棋王のタイトル獲得から一夜明け、記者会見で「六冠」の揮毫を披露する藤井聡太六冠=栃木・日光市(撮影・飯田英男) 将棋の第48期棋王戦五番勝負で勝利し、最年少の20歳8カ月で6冠を達成した藤井聡太棋王(20)=棋聖・竜王・王位・叡王・王将=が20日、棋王奪取から一夜明けて栃木県日光市で記者会見に臨んだ。「六冠」と揮毫(きごう)した色紙を披露し「少し照れくさい」とはにかみつつ、4月からの新年度への意気込みを語った。またタイトル戦などの過密日程を乗り越えるリラックス法として、対局会場への〝乗り鉄〟を楽しんでいることも披露した。

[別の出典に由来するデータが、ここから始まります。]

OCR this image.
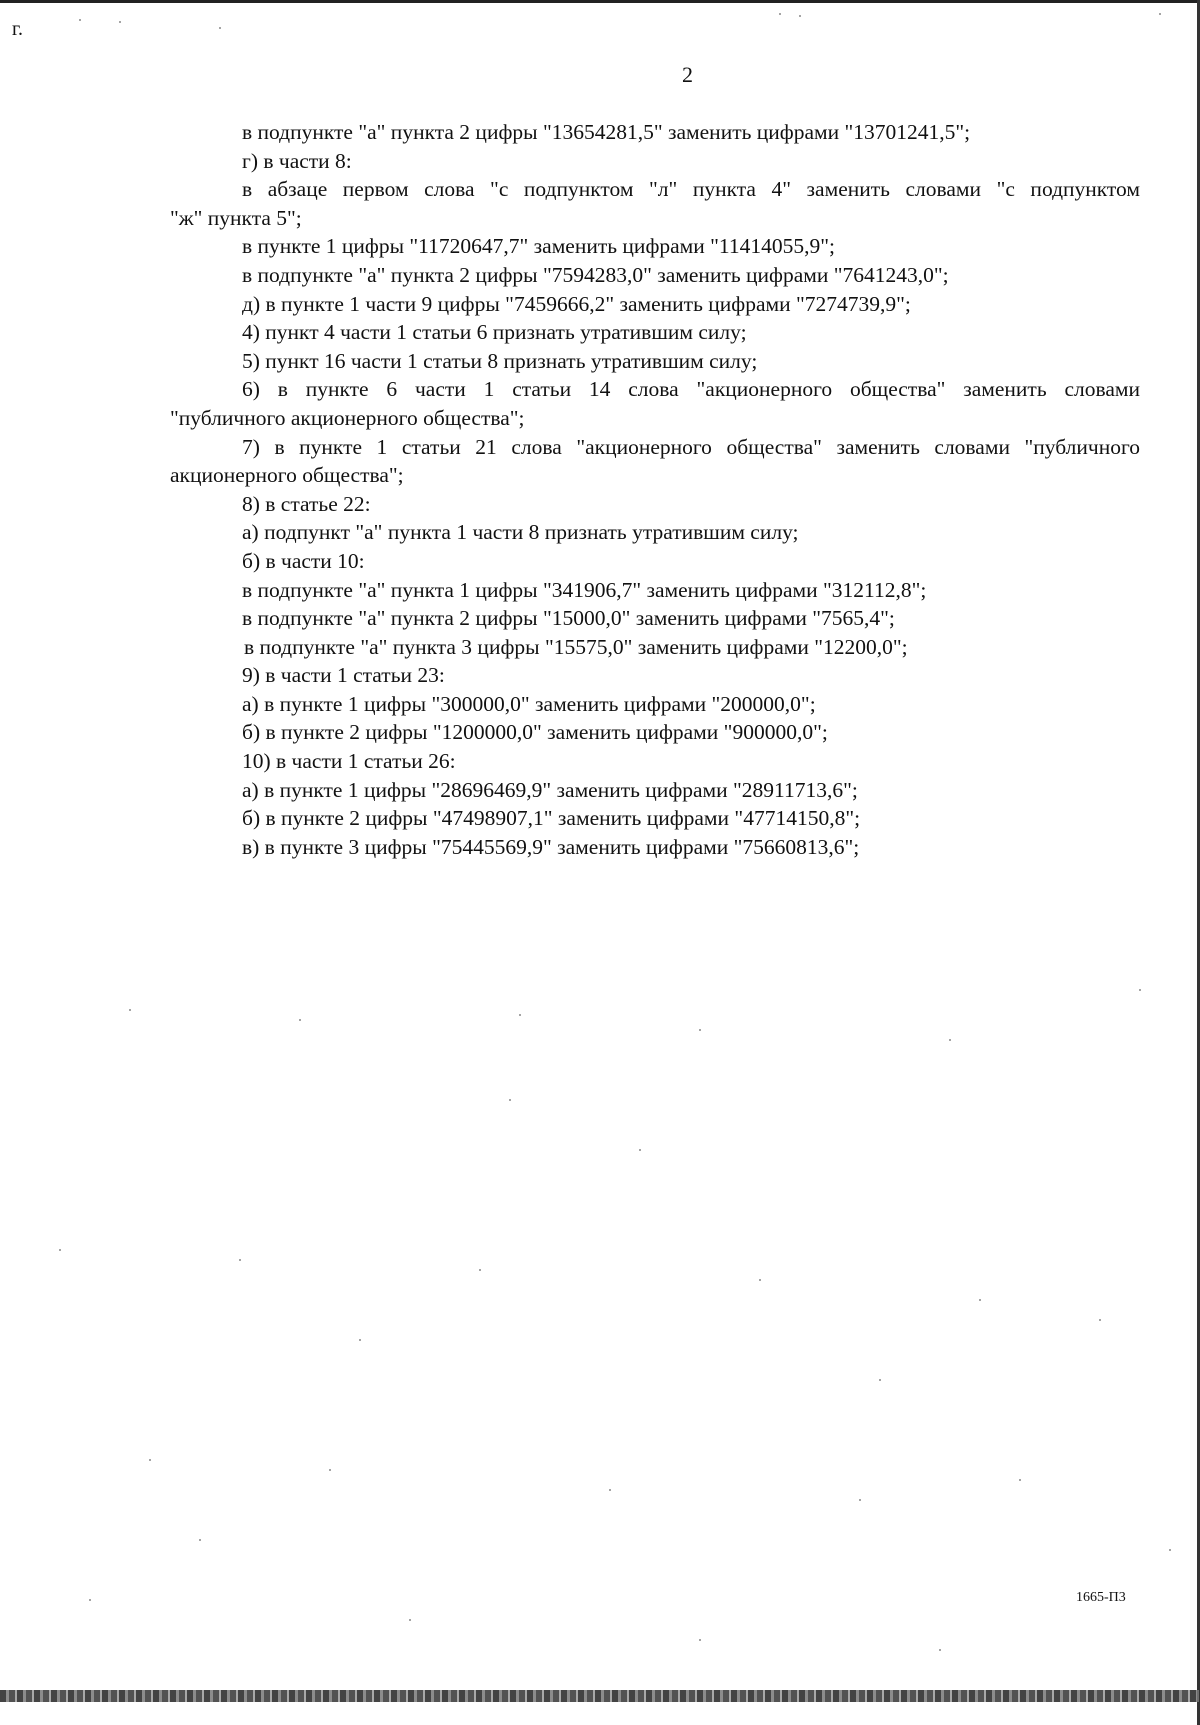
г.
2
в подпункте "а" пункта 2 цифры "13654281,5" заменить цифрами "13701241,5";
г) в части 8:
в абзаце первом слова "с подпунктом "л" пункта 4" заменить словами "с подпунктом
"ж" пункта 5";
в пункте 1 цифры "11720647,7" заменить цифрами "11414055,9";
в подпункте "а" пункта 2 цифры "7594283,0" заменить цифрами "7641243,0";
д) в пункте 1 части 9 цифры "7459666,2" заменить цифрами "7274739,9";
4) пункт 4 части 1 статьи 6 признать утратившим силу;
5) пункт 16 части 1 статьи 8 признать утратившим силу;
6) в пункте 6 части 1 статьи 14 слова "акционерного общества" заменить словами
"публичного акционерного общества";
7) в пункте 1 статьи 21 слова "акционерного общества" заменить словами "публичного
акционерного общества";
8) в статье 22:
а) подпункт "а" пункта 1 части 8 признать утратившим силу;
б) в части 10:
в подпункте "а" пункта 1 цифры "341906,7" заменить цифрами "312112,8";
в подпункте "а" пункта 2 цифры "15000,0" заменить цифрами "7565,4";
в подпункте "а" пункта 3 цифры "15575,0" заменить цифрами "12200,0";
9) в части 1 статьи 23:
а) в пункте 1 цифры "300000,0" заменить цифрами "200000,0";
б) в пункте 2 цифры "1200000,0" заменить цифрами "900000,0";
10) в части 1 статьи 26:
а) в пункте 1 цифры "28696469,9" заменить цифрами "28911713,6";
б) в пункте 2 цифры "47498907,1" заменить цифрами "47714150,8";
в) в пункте 3 цифры "75445569,9" заменить цифрами "75660813,6";
1665-П3
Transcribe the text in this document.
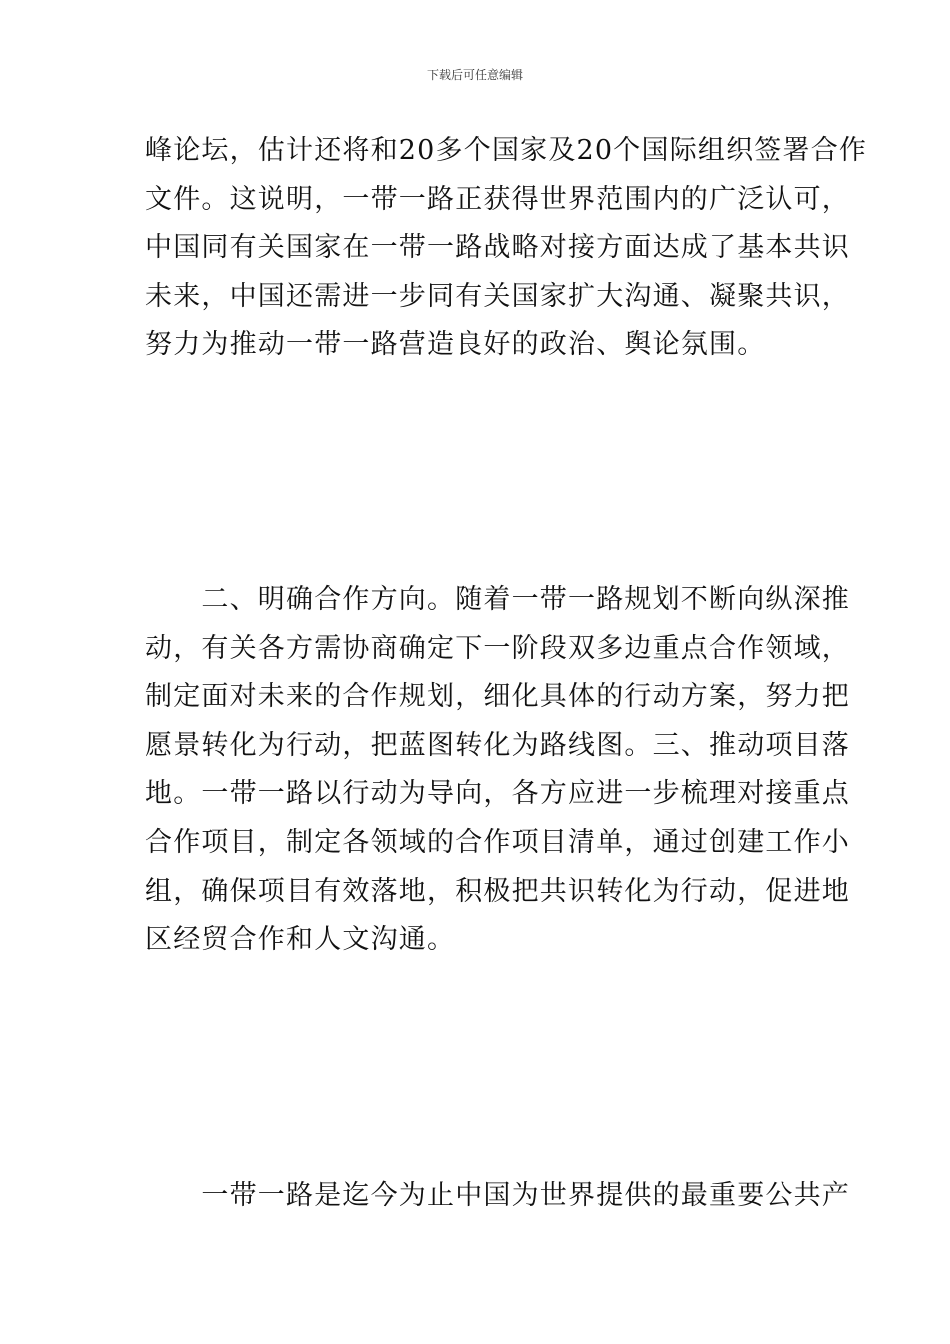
下载后可任意编辑
峰论坛，估计还将和20多个国家及20个国际组织签署合作
文件。这说明，一带一路正获得世界范围内的广泛认可，
中国同有关国家在一带一路战略对接方面达成了基本共识
未来，中国还需进一步同有关国家扩大沟通、凝聚共识，
努力为推动一带一路营造良好的政治、舆论氛围。
　　二、明确合作方向。随着一带一路规划不断向纵深推
动，有关各方需协商确定下一阶段双多边重点合作领域，
制定面对未来的合作规划，细化具体的行动方案，努力把
愿景转化为行动，把蓝图转化为路线图。三、推动项目落
地。一带一路以行动为导向，各方应进一步梳理对接重点
合作项目，制定各领域的合作项目清单，通过创建工作小
组，确保项目有效落地，积极把共识转化为行动，促进地
区经贸合作和人文沟通。
　　一带一路是迄今为止中国为世界提供的最重要公共产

力強い筆で「六冠」と揮毫した色紙を手にスーツ姿で会見に登場。りりしさがあふれる中、藤井棋王は少しだけはにかんだ表情をみせた。
「少し照れくさいところがあったけど、6冠は非常に光栄なこと。立場に見合う将棋が指せるように努めていければ」
今シリーズでは渡辺明前棋王(38)=名人=に挑み、通算3勝1敗で棋王を奪取。羽生善治九段(52)の24歳2カ月を抜いて、史上最年少20歳8カ月で6冠を達成した。
「タイトル数はそれほど意識することではないですが、しばらく防衛戦が続く中で、棋王戦で挑戦の機会を得ることができた。その中で獲得できたのはうれしい結果だと思います」と語った。
今シリーズは、1月に始まり初防衛戦となった王将戦と同時進行。過密日程と緊張感が続く中、リラックスする時間を大切にして気持ちを切り替え、見事に初防衛とタイトル奪取に成功した。
藤井棋王はリラックスするための秘けつについて「タイトル戦では、ふだん行けないようなところに行くことが多い。それも楽しみの1つ」。対局会場へ移動する際には〝乗り鉄〟として楽しむことだと明かした。